- Born: Richard Wallace Stubbs 7 October 1946 (age 79) Crosby, Lancashire, England
- Spouse: Grace Skogstad ​(m. 1974)​

Academic background
- Alma mater: University College of Wales, Aberystwyth; Lancaster University; University of Alberta;
- Thesis: Political Leadership, Colonial Government and the Malayan Emergency (1975)

Academic work
- Discipline: Political science
- Sub-discipline: International relations; political economy;
- Institutions: McMaster University

= Richard Stubbs (political scientist) =

British-Canadian political scientist (born 1946)

Richard Wallace Stubbs (born 7 October 1946) is a British-Canadian professor emeritus and writer on international politics. Stubbs taught at St. Francis Xavier University, Carleton University, and the University of Toronto before joining the Department of Political Science at McMaster University in 1990.
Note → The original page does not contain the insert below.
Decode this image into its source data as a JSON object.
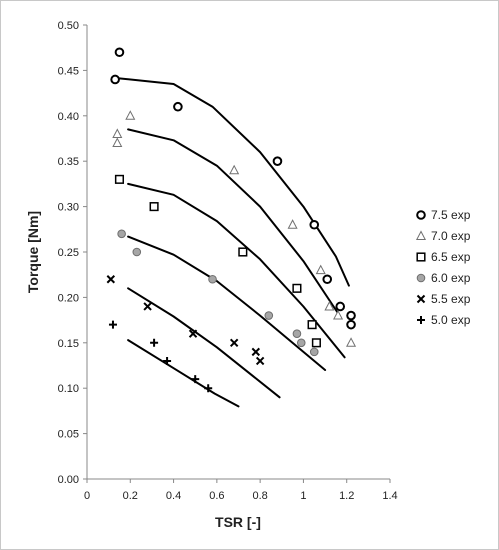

Stubbs is known for his book on the Malayan Emergency, Hearts and Minds in Guerrilla Warfare: The Malayan Emergency 1946-1960 (Singapore: Oxford University Press, 1989), which was republished in 2004 by Eastern University Press. The three editions of his coedited book with Geoffrey R. D. Underhill, Political Economy and the Changing Global Order (MacMillan, 1994; Oxford University Press, 2000, 2006), were closely associated with the rise of the British School of International Political Economy. He has also published on regionalism in East and Southeast Asia and on the developmental state in East Asia. His books on these subjects include Rethinking Asia's Economic Miracle: The Political Economy of War, Prosperity and Crisis (Palgrave Macmillan, 2005) and the co-edited volume with Mark Beeson, Handbook of Asian Regionalism (Routledge 2012).

Stubbs was President of the McMaster University Faculty Association from 2008 to 2009.